Sokakta öldürüyor.

Plajda çocuklar varken, yüzerken öldürüyor.

Evlerde öldürüyor.

Camide öldürüyor.

Pastanede, kahvede, devlet dairesinde her yerde öldürüyor.

Son olarak hastanede de öldürdü!

Ve bunları 50 yıldır her fırsat bulduğu anda yapıyor. Bir kez dahi geri atmadan hem de. Her seferinde etki alanını daha da genişleterek!
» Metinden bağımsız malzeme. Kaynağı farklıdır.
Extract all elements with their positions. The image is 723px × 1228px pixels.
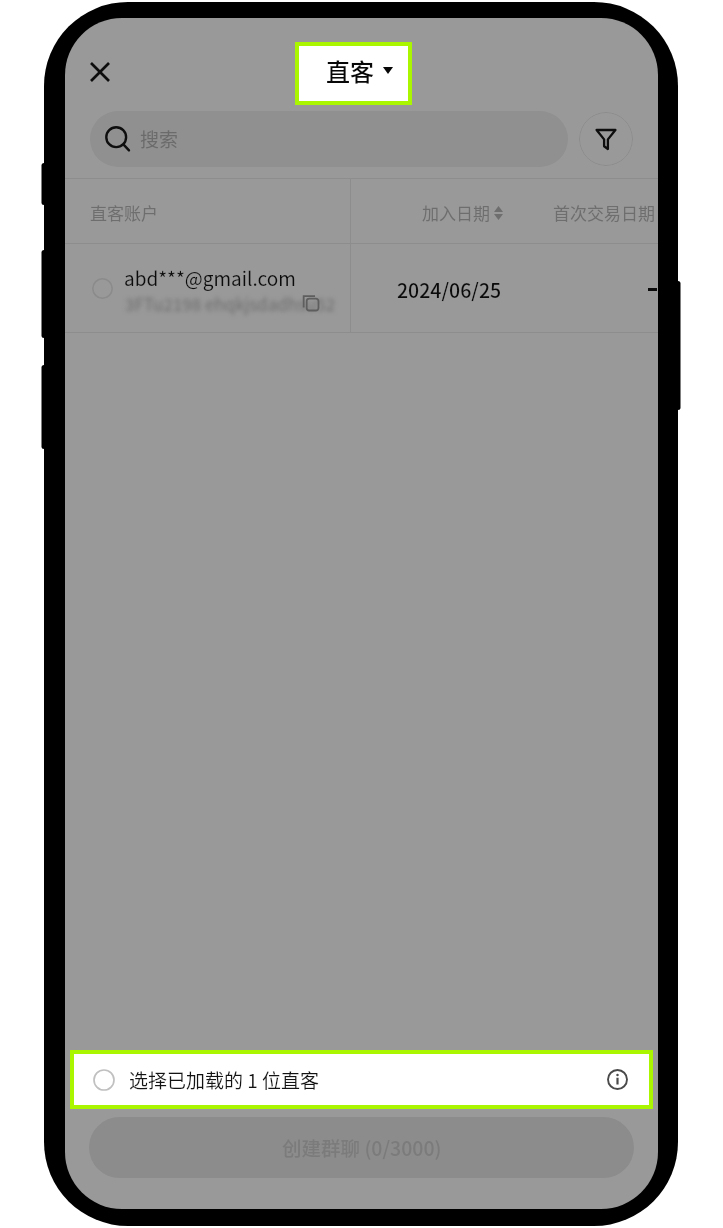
- staticText: abd***@gmail.com: [124, 264, 296, 292]
- staticText: 直客账户: [90, 200, 158, 225]
- button[interactable]: 搜索: [90, 111, 568, 167]
- button[interactable]: abd***@gmail.com: [65, 244, 658, 333]
- staticText: 创建群聊 (0/3000): [282, 1133, 442, 1161]
- staticText: 选择已加载的 1 位直客: [129, 1066, 320, 1094]
- button[interactable]: Close: [76, 48, 124, 96]
- button[interactable]: 直客: [299, 46, 408, 101]
- staticText: 直客: [326, 53, 374, 88]
- staticText: 2024/06/25: [397, 275, 502, 303]
- staticText: 3FTu2198 ehqkjsdadhsu52: [125, 291, 336, 316]
- button[interactable]: 创建群聊 (0/3000): [89, 1117, 634, 1178]
- staticText: 首次交易日期: [553, 200, 655, 225]
- button[interactable]: 选择已加载的 1 位直客: [74, 1054, 649, 1105]
- button[interactable]: Filter: [579, 112, 633, 166]
- staticText: 搜索: [140, 125, 179, 153]
- staticText: 加入日期: [422, 200, 490, 225]
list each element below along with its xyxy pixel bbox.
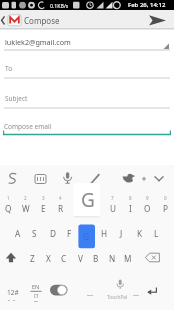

1930’lu yıllarda Almanya’da binlerce Yahudi’yi akıl almaz şekilde öldürmesinin intikamını alır gibiler. Zamanında ne yaşadılarsa beterini şimdi Gazze halkına, Filistin halkına reva görüyorlar.

Ve dünyanın hâkimi zannediyorlar kendilerini. Dünya onlarsız dönmeyecek diye düşünüyorlar. Bu bakış açısının İsrail’in tamamında olduğunu düşünüyorum nedense!

Denizli’den tanıdığım gazeteci Ata Gündüz Kurşun’a canlı yayında yaptıklarını başka şekilde anlatılamaz yoksa. Sürekli bağırıp, tehdit edip, neredeyse silahla vuracaklar. Tam bir cinnet hali. Sözden de anlamıyorlar, halden de. Tek bildikleri silah ve ölüm kusmak.

Bunu bir örgüt yapmıyor. Bunu yapan ‘sözde’ bir devlet. Sözde diyorum çünkü, devlet sokakta, plajda ve son olarak hastanede öldürmez. Onlarca doktorun, çocuğun olduğu yere içeride Hamaslı olsa dahi saldırmaz.

Ama kime neyi anlatıyoruz ki. Irak’ta milyonları da bu zihniyet öldürmedi mi! Cezaevlerinde yaşananları ne çabuk unuttuk!

Son yüzyılın en büyük liderlerinden Aliya İzzetbegoviç ne de doğru söylüyordu: ‘’Bunu hiç unutma evlat. Batı hiçbir zaman medenî olmamıştır ve bugünkü refahı, devam edegelen sömürgeciliği; döktüğü kan, akıttığı gözyaşı ve çektirdiği acılar üzerine kuruludur.’’

Hiç umudum yok ama İsrail’in artık durdurulması için Dünya’nın harekete geçmesini diliyorum!